Versatile sf author, poet and linguist Suzette Haden Elgin died January 27. She’d been experiencing health troubles for a long time, and abandoned several newsletters and her blog a few years ago due to the effects of Fronto-Temporol Dementia which, as her husband, George, explained in 2012 — is “a condition that develops more rapidly than Alzheimer’s disease, and does not respond to any form of treatment or medication.”
Elgin began her career as a science fiction writer in the late Sixties. Having remarried after being widowed, Elgin found herself a mother of five and at the same time a graduate student in linguistics at UC San Diego. She began writing sf to pay her tuition.
Andrew Porter recalls, “I pulled her first short story, ‘For the Sake of Grace’, out of the slushpile when I was assistant editor at The Magazine of Fantasy & Science Fiction, and Ed Ferman published it in 1969. It was subsequently widely reprinted and anthologized. She was one of the few authors I discovered who went on to a wide-ranging and productive career.”
Elgin completed her grad school work by writing two dissertations, one on English, the other on Navajo. She was later hired by San Diego State University, where she taught until she retired in 1980.
Elgin’s first novel, The Communipaths, published in 1970 as half of an Ace double, marked the beginning of her Coyote Jones series, followed by Furthest and Star-Anchored, Star-Avenged.
She then wrote the Ozark Trilogy, Twelve Fair Kingdoms, The Grand Jubilee and And Then There’ll Be Fireworks. Coyote Jones also appeared in another book set in that universe, Yonder Comes the Other End of Time.
In the mid-1980s she produced her best-known work, Native Tongue, The Judas Rose and Earthsong – sf novels where women create, word by word, a language of their own called Láadan to help free themselves from men’s domination. (A Láadan grammar and dictionary was published in 1988 by SF3 of Madison, Wisconsin.)

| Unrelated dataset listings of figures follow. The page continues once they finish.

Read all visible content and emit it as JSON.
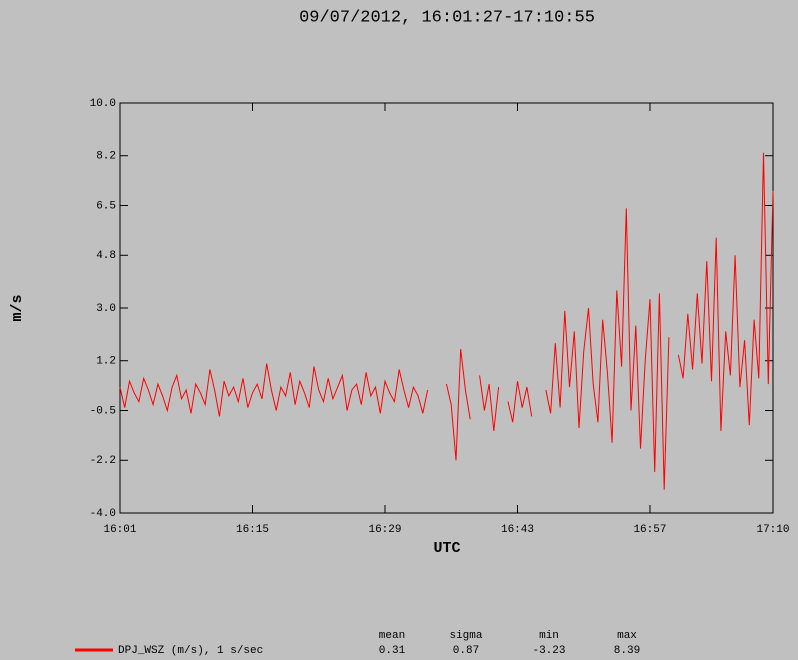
{
  "chart_data": {
    "type": "line",
    "title": "09/07/2012, 16:01:27-17:10:55",
    "x_label": "UTC",
    "y_label": "m/s",
    "xlim": [
      961,
      1030
    ],
    "ylim": [
      -4,
      10
    ],
    "xticks": [
      {
        "value": 961,
        "label": "16:01"
      },
      {
        "value": 975,
        "label": "16:15"
      },
      {
        "value": 989,
        "label": "16:29"
      },
      {
        "value": 1003,
        "label": "16:43"
      },
      {
        "value": 1017,
        "label": "16:57"
      },
      {
        "value": 1030,
        "label": "17:10"
      }
    ],
    "yticks": [
      {
        "value": -4,
        "label": "-4.0"
      },
      -2.2,
      -0.5,
      1.2,
      {
        "value": 3,
        "label": "3.0"
      },
      4.8,
      6.5,
      8.2,
      {
        "value": 10,
        "label": "10.0"
      }
    ],
    "grid": false,
    "x": [
      961,
      961.5,
      962,
      962.5,
      963,
      963.5,
      964,
      964.5,
      965,
      965.5,
      966,
      966.5,
      967,
      967.5,
      968,
      968.5,
      969,
      969.5,
      970,
      970.5,
      971,
      971.5,
      972,
      972.5,
      973,
      973.5,
      974,
      974.5,
      975,
      975.5,
      976,
      976.5,
      977,
      977.5,
      978,
      978.5,
      979,
      979.5,
      980,
      980.5,
      981,
      981.5,
      982,
      982.5,
      983,
      983.5,
      984,
      984.5,
      985,
      985.5,
      986,
      986.5,
      987,
      987.5,
      988,
      988.5,
      989,
      989.5,
      990,
      990.5,
      991,
      991.5,
      992,
      992.5,
      993,
      993.5,
      994,
      994.5,
      995,
      995.5,
      996,
      996.5,
      997,
      997.5,
      998,
      998.5,
      999,
      999.5,
      1000,
      1000.5,
      1001,
      1001.5,
      1002,
      1002.5,
      1003,
      1003.5,
      1004,
      1004.5,
      1005,
      1005.5,
      1006,
      1006.5,
      1007,
      1007.5,
      1008,
      1008.5,
      1009,
      1009.5,
      1010,
      1010.5,
      1011,
      1011.5,
      1012,
      1012.5,
      1013,
      1013.5,
      1014,
      1014.5,
      1015,
      1015.5,
      1016,
      1016.5,
      1017,
      1017.5,
      1018,
      1018.5,
      1019,
      1019.5,
      1020,
      1020.5,
      1021,
      1021.5,
      1022,
      1022.5,
      1023,
      1023.5,
      1024,
      1024.5,
      1025,
      1025.5,
      1026,
      1026.5,
      1027,
      1027.5,
      1028,
      1028.5,
      1029,
      1029.5,
      1030
    ],
    "series": [
      {
        "name": "DPJ_WSZ (m/s), 1 s/sec",
        "color": "#ff0000",
        "values": [
          0.3,
          -0.4,
          0.5,
          0.1,
          -0.2,
          0.6,
          0.2,
          -0.3,
          0.4,
          0.0,
          -0.5,
          0.3,
          0.7,
          -0.1,
          0.2,
          -0.6,
          0.4,
          0.1,
          -0.3,
          0.9,
          0.2,
          -0.7,
          0.5,
          0.0,
          0.3,
          -0.2,
          0.6,
          -0.4,
          0.1,
          0.4,
          -0.1,
          1.1,
          0.2,
          -0.5,
          0.3,
          0.0,
          0.8,
          -0.3,
          0.5,
          0.1,
          -0.4,
          1.0,
          0.2,
          -0.2,
          0.6,
          -0.1,
          0.3,
          0.7,
          -0.5,
          0.2,
          0.4,
          -0.3,
          0.8,
          0.0,
          0.3,
          -0.6,
          0.5,
          0.1,
          -0.2,
          0.9,
          0.2,
          -0.4,
          0.3,
          0.0,
          -0.6,
          0.2,
          null,
          null,
          null,
          0.4,
          -0.3,
          -2.2,
          1.6,
          0.2,
          -0.8,
          null,
          0.7,
          -0.5,
          0.4,
          -1.2,
          0.3,
          null,
          -0.2,
          -0.9,
          0.5,
          -0.4,
          0.3,
          -0.7,
          null,
          null,
          0.2,
          -0.6,
          1.8,
          -0.4,
          2.9,
          0.3,
          2.2,
          -1.1,
          1.5,
          3.0,
          0.4,
          -0.9,
          2.6,
          0.8,
          -1.6,
          3.6,
          1.0,
          6.4,
          -0.5,
          2.4,
          -1.8,
          1.2,
          3.3,
          -2.6,
          3.5,
          -3.2,
          2.0,
          null,
          1.4,
          0.6,
          2.8,
          0.9,
          3.5,
          1.1,
          4.6,
          0.5,
          5.4,
          -1.2,
          2.2,
          0.7,
          4.8,
          0.3,
          1.9,
          -1.0,
          2.6,
          0.6,
          8.3,
          0.4,
          7.0
        ]
      }
    ],
    "stats": {
      "headers": [
        "mean",
        "sigma",
        "min",
        "max"
      ],
      "values": [
        0.31,
        0.87,
        -3.23,
        8.39
      ]
    }
  }
}
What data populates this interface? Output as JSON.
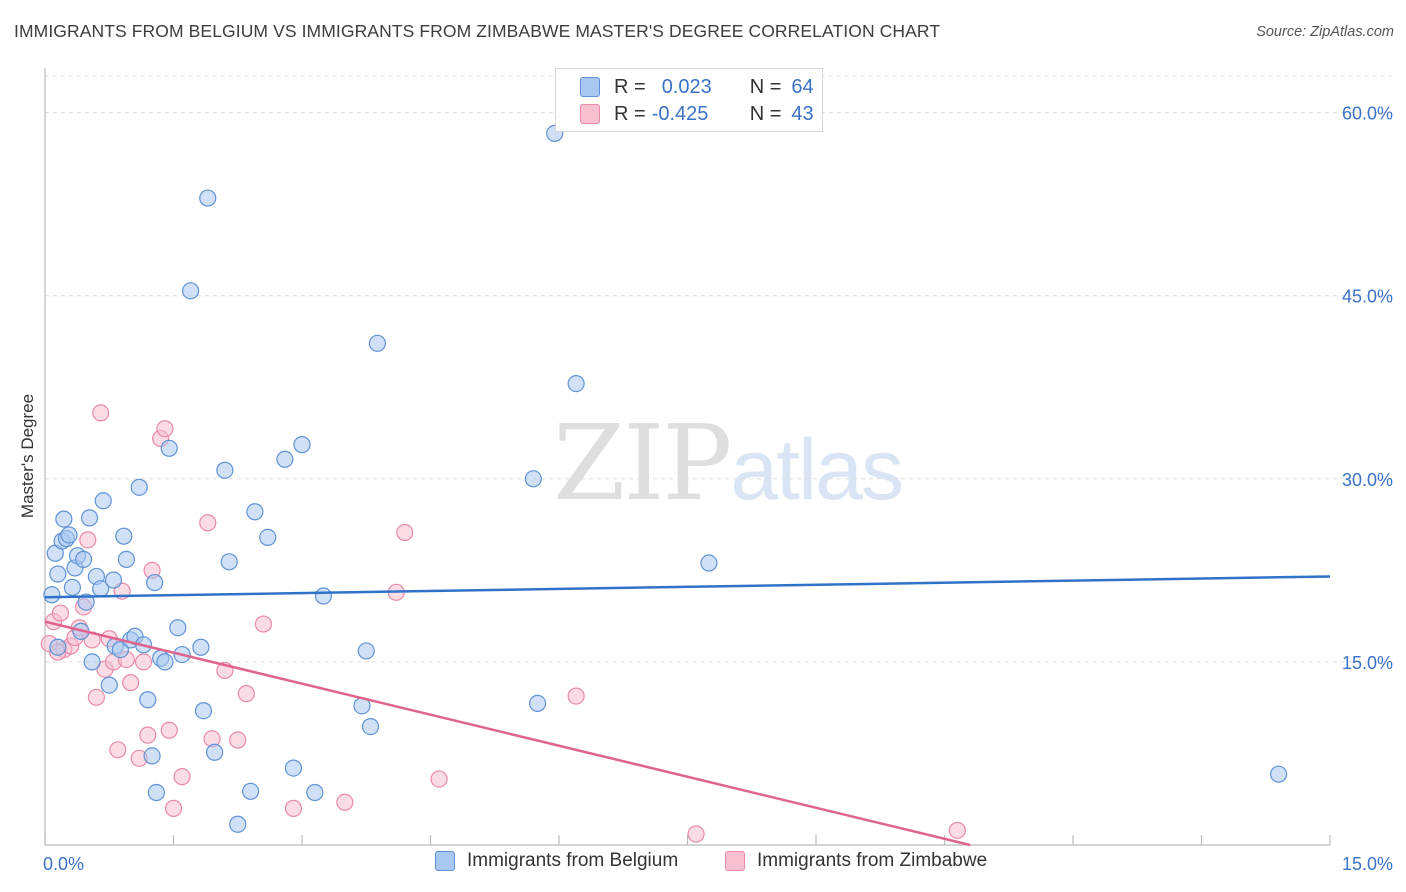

Elgin made another key contribution to the genre by founding the Science Fiction Poetry Association in 1978. For awhile she edited its newsletter, Star*Line. Her poem “Rocky Road to Hoe” won SFPA’s Rhysling Award in 1987. The organization also honored her by creating the Elgin Award in 2013.
Although Elgin admitted other poets disagreed, her essay “About Science Fiction Poetry” defined genre poetry in this way —
It seemed to me that the field of sf poetry badly needed rigor (the quality that makes hard sf hard), so that there’d be a way to stand up and argue for its literary value. People look at Picasso’s abstract paintings and object that their six-year-old child could do that — but Picasso could put a pencil on a sheet of paper and draw a magnificently realistic horse (or anything else you asked him for) as a single line, without ever lifting the pencil from the paper. That’s rigor. Because he could do that if he chose, he could also break all the rules if he chose; that’s fair. I wanted sf poetry first to prove that it could do the thing rigorously; after that, if it wanted to fly off into the never-nevers, it would at least be possible to point to the body of rigorous work and say, “When sf poets choose to, they can write like this; they’ve proved that, and now they have the right to break the rules.” So I assumed “poem” as defined, and proposed that an sf poem was one that had two parts: a science part, and a fiction — narrative — part. Like most grandiose projects, mine didn’t go far; the sf poets shouted me down in short order. But I still think it was, and is, worth a try.
Elgin’s other nonfiction enterprises were considerably more influential. Her Ozark Center for Language Studies was dedicated to reducing violence in the U.S. and getting information about linguistics out to the public. She wrote a remarkable book called The Gentle Art of Verbal Self-Defense, whose goal was “To establish an environment in which verbal violence almost never occurs and which — on those rare occasions when it cannot be avoided — it is dealt with efficiently and effectively, with no loss of face on either side.” (I used it in my own work.) She taught four basic principles: “Know that you are under attack. Know what kind of attack you are facing. Know how to make your defense fit the attack. Know how to follow through.” She taught workshops based on the material, and wrote several follow-up books, one of which was a novel, Peacetalk 101.
She was a widely respected professional in multiple fields who will be truly missed.